PLoS Computational Biology (Mar 2019)
Modeling individual time courses of thrombopoiesis during multi-cyclic chemotherapy.
Abstract
BACKGROUND:Thrombocytopenia is a major side-effect of cytotoxic cancer therapies. The aim of precision medicine is to develop therapy modifications accounting for the individual's risk. METHODOLOGY/PRINCIPLE FINDINGS:To solve this task, we develop an individualized bio-mechanistic model of the dynamics of bone marrow thrombopoiesis, circulating platelets and therapy effects thereon. Comprehensive biological knowledge regarding cell differentiation, amplification, apoptosis rates, transition times and corresponding regulations are translated into ordinary differential equations. A model of osteoblast/osteoclast interactions was incorporated to mechanistically describe bone marrow support of quiescent cell stages. Thrombopoietin (TPO) as a major regulator is explicitly modelled including pharmacokinetics and-dynamics of TPO injections. Effects of cytotoxic drugs are modelled by transient depletions of proliferating cells.

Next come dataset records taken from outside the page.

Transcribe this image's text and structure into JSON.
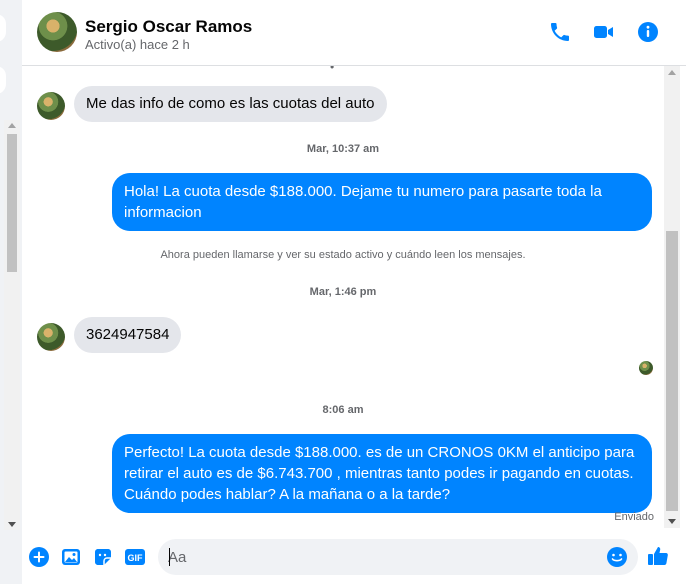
{
  "header": {
    "name": "Sergio Oscar Ramos",
    "status": "Activo(a) hace 2 h"
  },
  "icons": {
    "phone": "phone-icon",
    "video": "video-icon",
    "info": "info-icon"
  },
  "colors": {
    "accent": "#0084ff",
    "incoming_bubble": "#e4e6eb",
    "secondary_text": "#65676b"
  },
  "messages": [
    {
      "type": "incoming",
      "text": "Me das info de como es las cuotas del auto"
    },
    {
      "type": "timestamp",
      "text": "Mar, 10:37 am"
    },
    {
      "type": "outgoing",
      "text": "Hola! La cuota desde $188.000. Dejame tu numero para pasarte toda la informacion"
    },
    {
      "type": "system",
      "text": "Ahora pueden llamarse y ver su estado activo y cuándo leen los mensajes."
    },
    {
      "type": "timestamp",
      "text": "Mar, 1:46 pm"
    },
    {
      "type": "incoming",
      "text": "3624947584"
    },
    {
      "type": "timestamp",
      "text": "8:06 am"
    },
    {
      "type": "outgoing",
      "text": "Perfecto! La cuota desde $188.000. es de un CRONOS 0KM el anticipo para retirar el auto es de $6.743.700 , mientras tanto podes ir pagando en cuotas. Cuándo podes hablar? A la mañana o a la tarde?"
    }
  ],
  "delivery_status": "Enviado",
  "composer": {
    "placeholder": "Aa",
    "gif_label": "GIF"
  }
}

To calibrate the model, we used population data from the literature and close-meshed individual data of N = 135 high-grade non-Hodgkin's lymphoma patients treated with CHOP-like chemotherapies. To limit the number of free parameters, several parsimony assumptions were derived from biological data and tested via Likelihood methods. Heterogeneity of patients was explained by a few model parameters. The over-fitting issue of individual parameter estimation was successfully dealt with a virtual participation of each patient in population-based experiments. The model qualitatively and quantitatively explains a number of biological observations such as the role of osteoblasts in explaining long-term toxic effects, megakaryocyte-mediated feedback on stem cells, bi-phasic stimulation of thrombopoiesis by TPO, dynamics of megakaryocyte ploidies and non-exponential platelet degradation. Almost all individual time series could be described with high precision. We demonstrated how the model can be used to provide predictions regarding individual therapy adaptations. CONCLUSIONS:We propose a mechanistic thrombopoiesis model of unprecedented comprehensiveness in both, biological mechanisms considered and experimental data sets explained. Our innovative method of parameter estimation allows robust determinations of individual parameter settings facilitating the development of individual treatment adaptations during chemotherapy.